Yes, you can use canned mung beans for convenience. Just be sure to drain and rinse them before using to remove any excess sodium or preservatives.

How Long Does It Take To Cook Mung Bean Soup?

If you are using dried mung beans, it typically takes 30-40 minutes of simmering once they are added to the soup. If you have soaked the beans beforehand, the cooking time may be reduced. If using canned mung beans, the soup can be ready in about 15-20 minutes.

Can I Make Mung Bean Soup In A Slow Cooker?

Yes, mung bean soup can be made in a slow cooker. Combine all the ingredients, including soaked mung beans, and cook on low for 6-8 hours or on high for 3-4 hours until the beans are tender.

What Are Some Variations I Can Try With Mung Bean Soup?

Some variations include adding vegetables like zucchini, sweet potatoes, or bell peppers. You can also incorporate different spices, such as coriander, cinnamon, or garam masala, or adjust the texture by blending part of the soup for a creamier consistency.

Is Mung Bean Soup Vegan Or Vegetarian?

Mung bean soup is naturally vegan and vegetarian if you use vegetable broth instead of chicken broth and avoid animal-based ingredients like dairy or meat. You can also make it gluten-free by ensuring that any added spices or condiments are gluten-free.

What Type Of Broth Is Best For Mung Bean Soup?

Vegetable broth is often preferred for mung bean soup, as it enhances the natural flavors of the beans and vegetables without overpowering them. However, chicken or beef broth can also be used for a heartier flavor.

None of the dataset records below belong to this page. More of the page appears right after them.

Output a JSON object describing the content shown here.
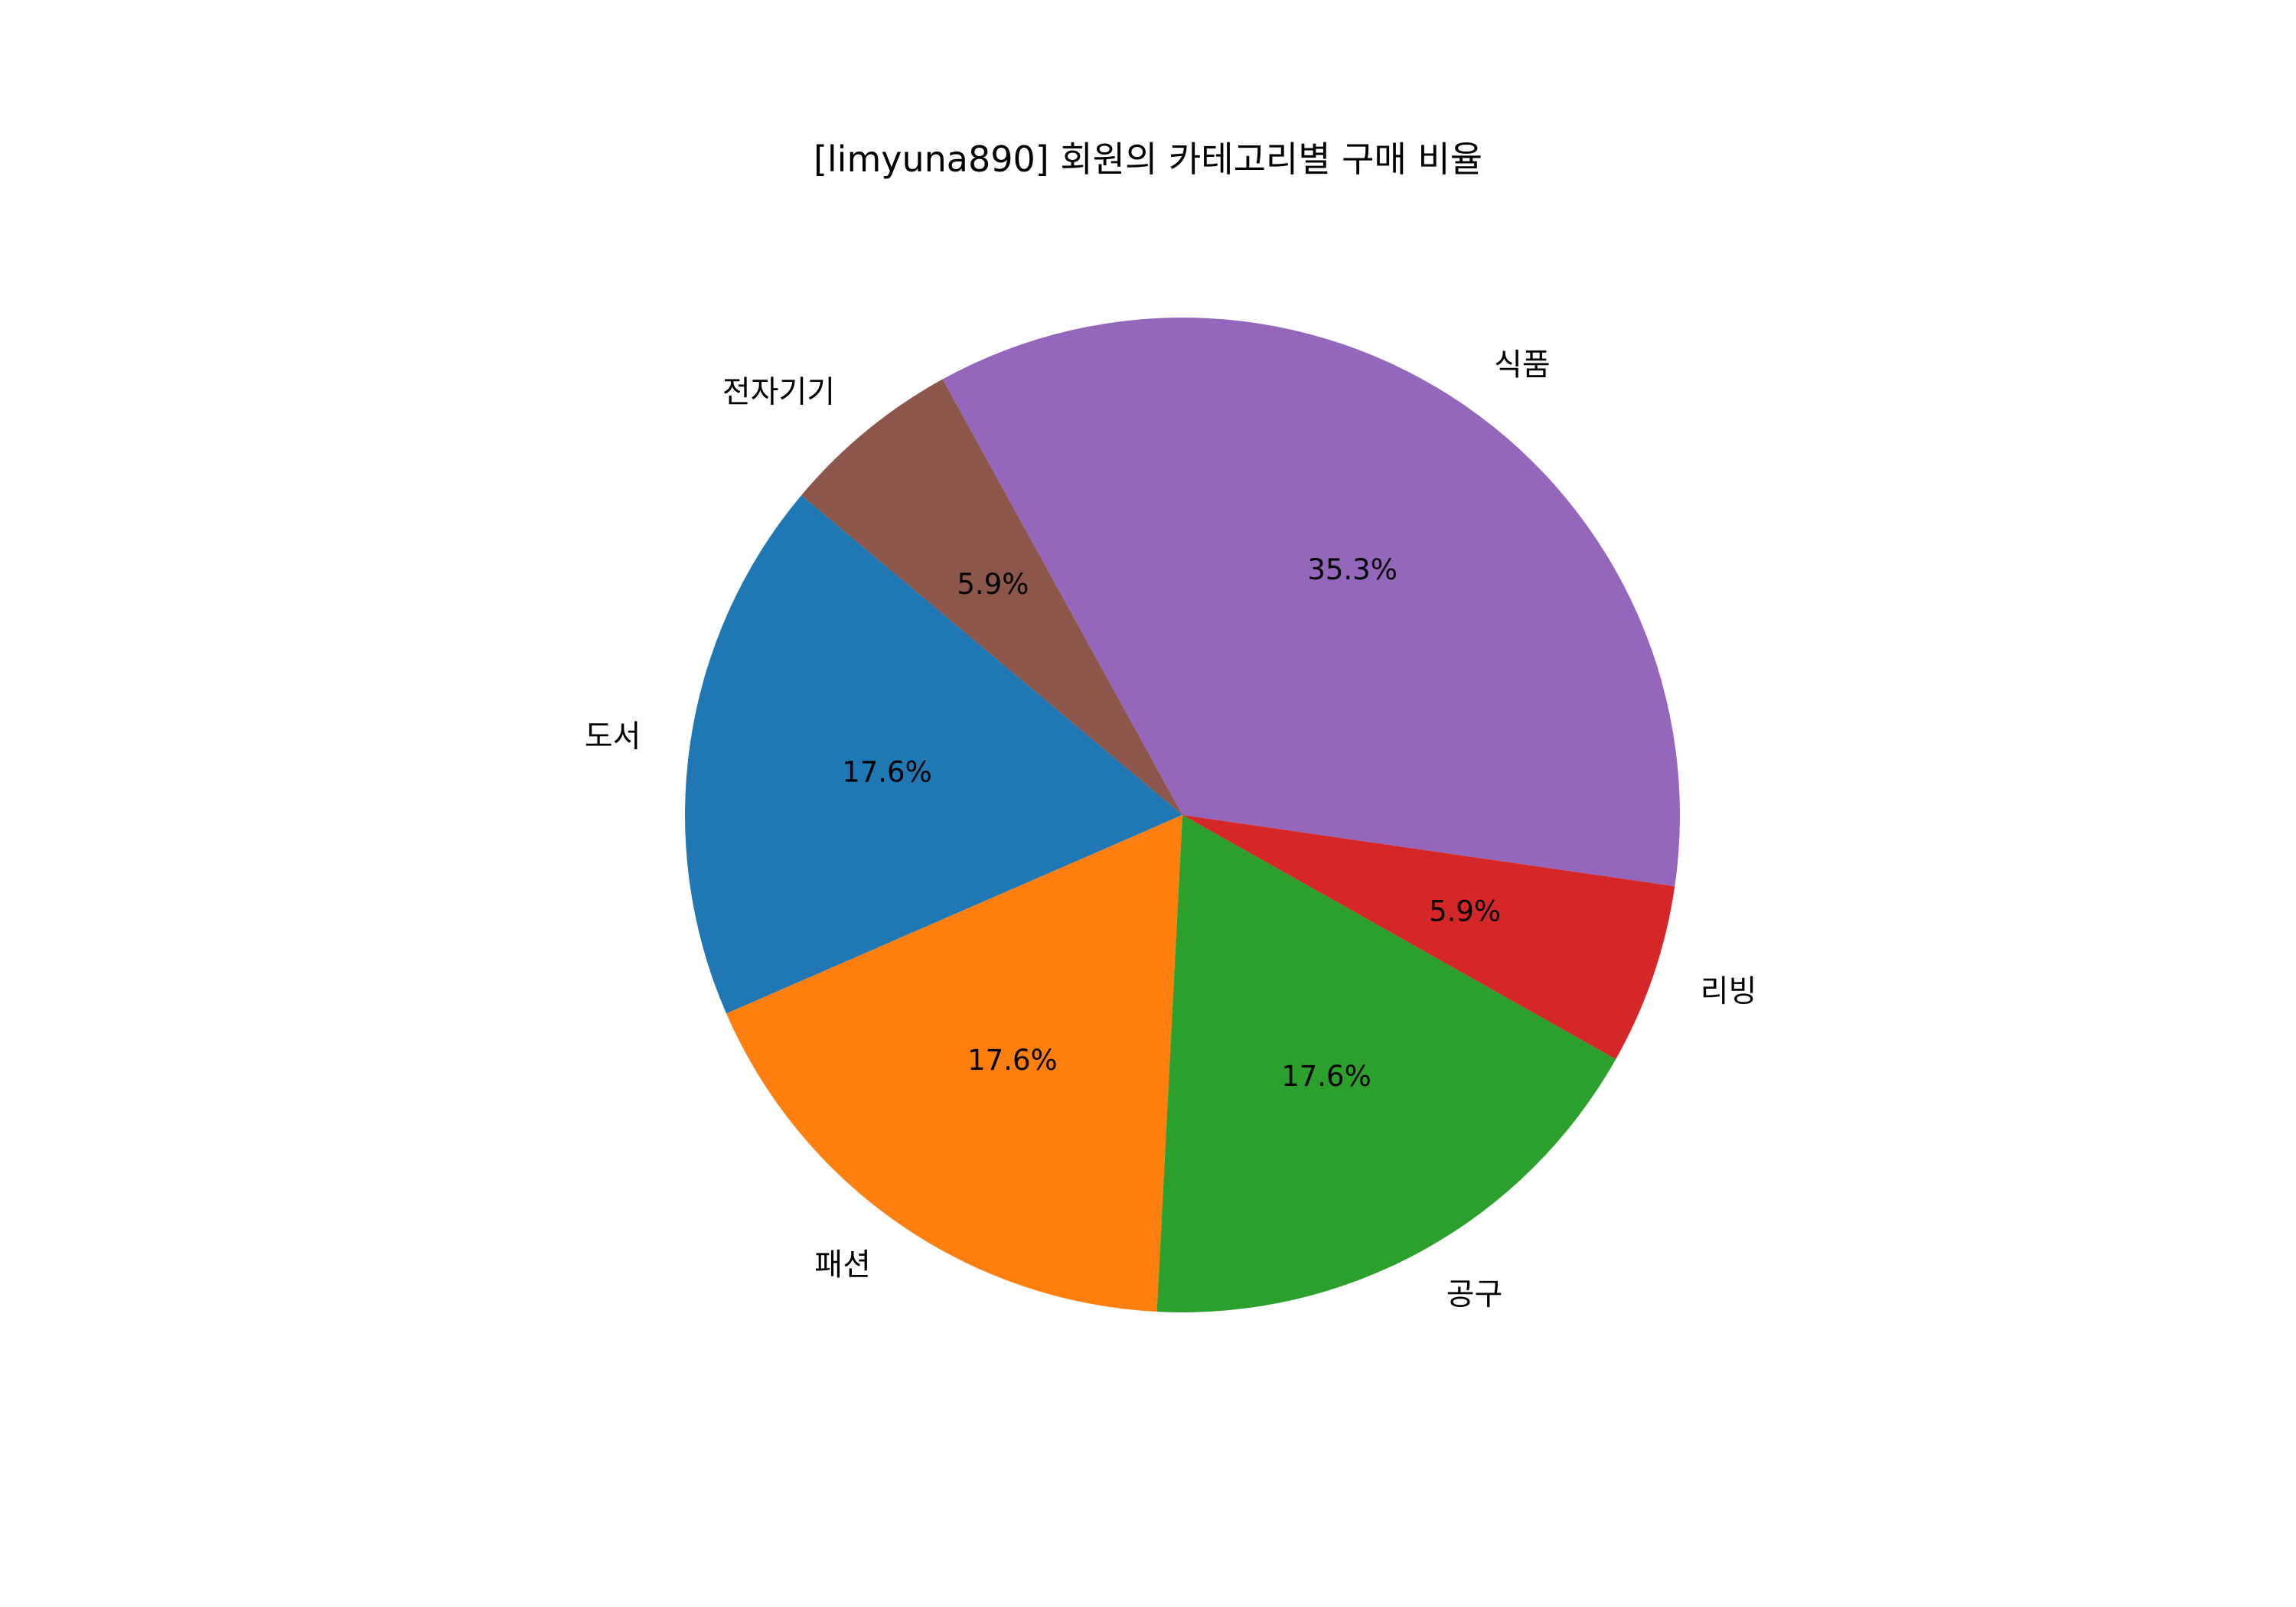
{
  "chart_data": {
    "type": "pie",
    "title": "[limyuna890] 회원의 카테고리별 구매 비율",
    "categories": [
      "도서",
      "패션",
      "공구",
      "리빙",
      "식품",
      "전자기기"
    ],
    "values": [
      3,
      3,
      3,
      1,
      6,
      1
    ],
    "percent_labels": [
      "17.6%",
      "17.6%",
      "17.6%",
      "5.9%",
      "35.3%",
      "5.9%"
    ],
    "colors": [
      "#1f77b4",
      "#ff7f0e",
      "#2ca02c",
      "#d62728",
      "#9467bd",
      "#8c564b"
    ],
    "start_angle": 140,
    "direction": "counterclockwise",
    "legend": "none"
  }
}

Can I Store Leftover Mung Bean Soup?

Yes, leftover mung bean soup can be stored in an airtight container in the refrigerator for 3-4 days. The soup can also be frozen for up to 3 months. To reheat, simply warm it on the stove over low heat, adding a little water or broth if it thickens too much.

How Do I Thicken Mung Bean Soup?

To thicken mung bean soup, you can blend a portion of the soup with an immersion blender or a regular blender, then return it to the pot. You can also add a slurry of cornstarch and water, or stir in mashed potatoes or cooked lentils to achieve a thicker texture.